Well, it MUST be my Q6600 getting tired then… sniff…

4:30 actual rendering time? Weren’t you getting 1:40 after the latest changes?
Anyway, 10-12 minutes for OpenCL kernel compilation wouldn’t be too bad if the process occurred only once as it’s supposed to do.

Yes, 1:40 using your trick (2.62’s kernel on 2.63).
But 4.30 in 2.62 as before.

I have tried over and over to get rid of this ever-recompiling stuff. No success.

This 1.2 OpenCL SDK doesn’t install anything new anyway: the versions it proposes are older than what’s in the 12.5b pack.

As somebody who didn’t follow it from the beginning. Why is RAM usage so big ? Is it something that can be optimized ?

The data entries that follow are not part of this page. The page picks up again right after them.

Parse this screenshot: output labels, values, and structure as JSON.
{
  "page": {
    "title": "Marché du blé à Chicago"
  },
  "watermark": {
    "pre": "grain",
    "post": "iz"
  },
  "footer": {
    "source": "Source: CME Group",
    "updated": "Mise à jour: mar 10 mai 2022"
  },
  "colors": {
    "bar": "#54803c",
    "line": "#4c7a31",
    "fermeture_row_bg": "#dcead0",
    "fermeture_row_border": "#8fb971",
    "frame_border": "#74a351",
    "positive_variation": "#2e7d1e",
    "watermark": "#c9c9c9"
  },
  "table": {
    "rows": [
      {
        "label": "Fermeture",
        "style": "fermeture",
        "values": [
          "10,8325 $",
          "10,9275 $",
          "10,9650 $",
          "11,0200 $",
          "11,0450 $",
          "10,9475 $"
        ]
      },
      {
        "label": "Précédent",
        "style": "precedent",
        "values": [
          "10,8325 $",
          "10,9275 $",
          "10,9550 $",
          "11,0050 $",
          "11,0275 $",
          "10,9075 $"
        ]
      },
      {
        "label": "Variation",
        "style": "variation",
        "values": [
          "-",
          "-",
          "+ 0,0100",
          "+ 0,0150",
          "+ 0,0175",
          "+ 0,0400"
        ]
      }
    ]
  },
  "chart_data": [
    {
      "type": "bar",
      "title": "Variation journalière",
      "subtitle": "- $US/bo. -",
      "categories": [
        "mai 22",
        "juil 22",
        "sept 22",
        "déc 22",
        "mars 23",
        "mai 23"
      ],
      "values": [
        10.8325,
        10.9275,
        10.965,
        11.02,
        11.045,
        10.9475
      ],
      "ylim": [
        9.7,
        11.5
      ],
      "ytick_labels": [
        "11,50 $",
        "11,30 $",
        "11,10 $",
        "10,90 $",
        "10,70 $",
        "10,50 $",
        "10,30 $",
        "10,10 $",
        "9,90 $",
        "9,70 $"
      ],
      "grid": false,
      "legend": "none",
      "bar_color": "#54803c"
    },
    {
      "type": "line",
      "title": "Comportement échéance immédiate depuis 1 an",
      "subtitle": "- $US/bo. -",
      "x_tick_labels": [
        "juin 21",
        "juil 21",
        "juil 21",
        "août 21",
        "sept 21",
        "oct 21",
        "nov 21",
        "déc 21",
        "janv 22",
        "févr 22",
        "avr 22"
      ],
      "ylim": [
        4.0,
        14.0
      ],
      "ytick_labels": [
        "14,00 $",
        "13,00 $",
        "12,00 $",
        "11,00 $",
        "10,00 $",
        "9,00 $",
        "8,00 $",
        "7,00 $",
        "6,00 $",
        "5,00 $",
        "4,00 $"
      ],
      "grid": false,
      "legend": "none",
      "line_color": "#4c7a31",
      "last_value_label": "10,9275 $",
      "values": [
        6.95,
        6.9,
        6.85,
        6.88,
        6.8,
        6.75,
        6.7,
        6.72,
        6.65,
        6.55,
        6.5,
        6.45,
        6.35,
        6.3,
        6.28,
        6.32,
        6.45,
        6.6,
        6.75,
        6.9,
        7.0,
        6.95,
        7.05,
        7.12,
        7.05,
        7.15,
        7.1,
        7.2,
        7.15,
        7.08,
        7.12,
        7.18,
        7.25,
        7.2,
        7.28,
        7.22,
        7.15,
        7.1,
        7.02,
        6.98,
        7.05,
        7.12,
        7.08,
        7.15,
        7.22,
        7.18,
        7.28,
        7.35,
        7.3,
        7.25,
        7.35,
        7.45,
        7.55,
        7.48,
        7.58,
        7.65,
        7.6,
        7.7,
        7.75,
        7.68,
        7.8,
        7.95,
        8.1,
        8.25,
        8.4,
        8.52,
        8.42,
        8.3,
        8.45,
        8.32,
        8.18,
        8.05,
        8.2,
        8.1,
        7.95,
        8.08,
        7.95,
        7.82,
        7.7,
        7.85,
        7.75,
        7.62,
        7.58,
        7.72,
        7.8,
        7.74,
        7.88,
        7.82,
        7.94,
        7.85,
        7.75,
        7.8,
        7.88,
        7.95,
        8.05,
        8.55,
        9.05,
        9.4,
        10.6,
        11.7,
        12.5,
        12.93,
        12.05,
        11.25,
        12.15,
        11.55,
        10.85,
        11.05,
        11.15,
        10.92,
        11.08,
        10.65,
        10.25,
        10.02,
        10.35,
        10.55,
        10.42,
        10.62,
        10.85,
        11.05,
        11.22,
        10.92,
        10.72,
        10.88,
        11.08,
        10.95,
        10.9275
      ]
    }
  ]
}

It’s the AMD compiler for the OpenCL Kernel. For some reason it takes much more RAM than the NVidia one (for CUDA or OpenCL) when compiling the kernel (up to 6.5 GB in my case). This process alone is most probably solely dependent on AMD drivers and little can be done about it. On theory, this should happen only once per Blender installation (which would be fine), but for some reason it happens everytime a Cycles render is started. This is what I believe Blender developer intervention could fix.

EDIT to add that I just tried the “kernel swapping trick” on the latest buildbot Blender Win64 build (r46535), and it doesn’t work there, unfortunately :frowning:
This only works between 2.62 and 2.63 official versions for now, so we can say it is something I almost purely discovered by chance. The good thing is that developers exactly know where they can look.

Hi s12a. Had a short night !

Could you do something for me ?
Can you tell me the exact version of your various AMD/ATI drivers ?

I mean, this :
http://glp.lescigales.org/it/blender/ATI%20versions.jpg

If you launch some install, you can choose then “unistall”, choose the manual mode.

Do you have the exact same versions ?
There is also the CCC with version 2012.0418.2133.36668 (But CCC doesn’t work)

I have the feeling my drivers don’t get properly uninstalled… Can you trust ATIMAN ? The website is in greek, i don’t get a single word of that…